Exemple 1 : vous rentrez du travail, épuisé après une longue journée. Vous vous faites couler un bain chaud avec des huiles essentielles et de la mousse. Vous vous glissez dans l’eau et vous soupirez : « Ah, c’est le pied ! »

Exemple 2 : vous passez une superbe matinée sportive avec des amis — golf, tennis, badminton, foot. En partant, vous dites : « C’est le pied d’être avec vous, vraiment ! »
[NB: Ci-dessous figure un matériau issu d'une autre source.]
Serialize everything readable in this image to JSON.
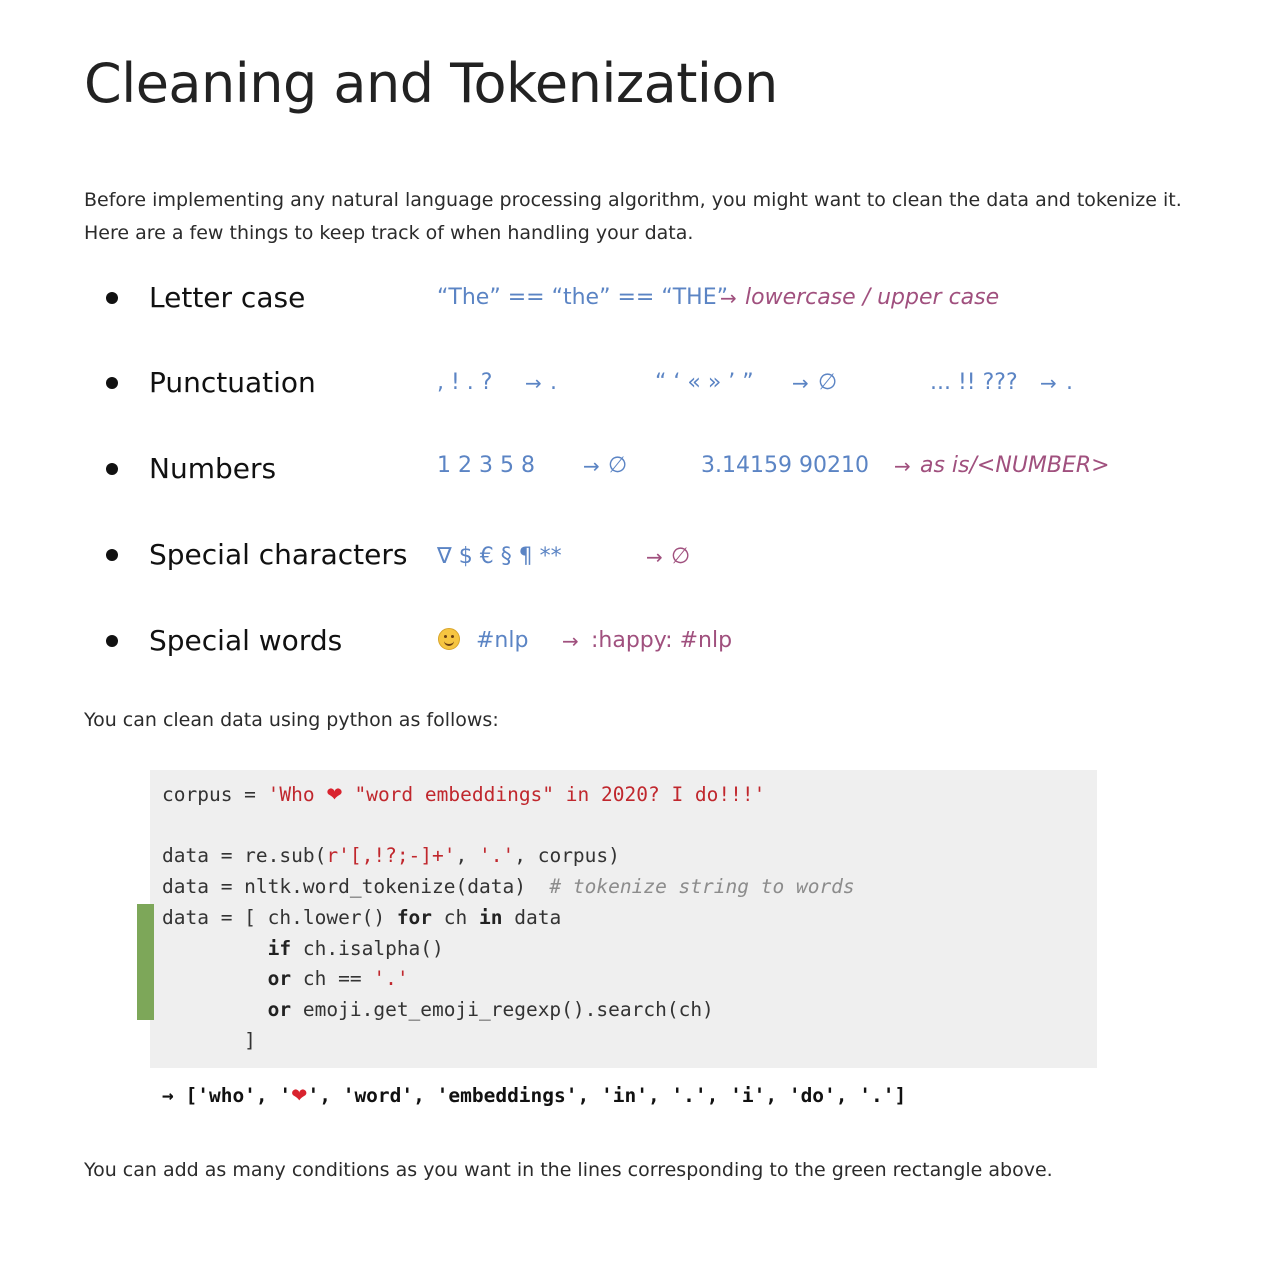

Exemple 3 : vous organisez un barbecue. Il y a des enfants, une piscine, un soleil de juin, c’est le week-end, tout le monde s’amuse. Vous regardez autour de vous et vous pensez : « C’est le pied. »

Dans toutes les situations où vous ressentez un bien-être intense, un plaisir, une joie — vous pouvez utiliser cette expression.

Il y a aussi deux expressions proches : « prendre son pied » — qui désigne un plaisir intense, parfois à connotation sensuelle, mais pas seulement. Si vous avez toujours rêvé de sauter à l’élastique et que vous le faites enfin, vous pouvez dire : « J’ai pris mon pied ! » Et « quel pied ! » — une exclamation de plaisir vif.

Trois expressions à retenir donc : c’est le pied, prendre son pied, quel pied — toutes associées à une sensation de plaisir ou de bien-être.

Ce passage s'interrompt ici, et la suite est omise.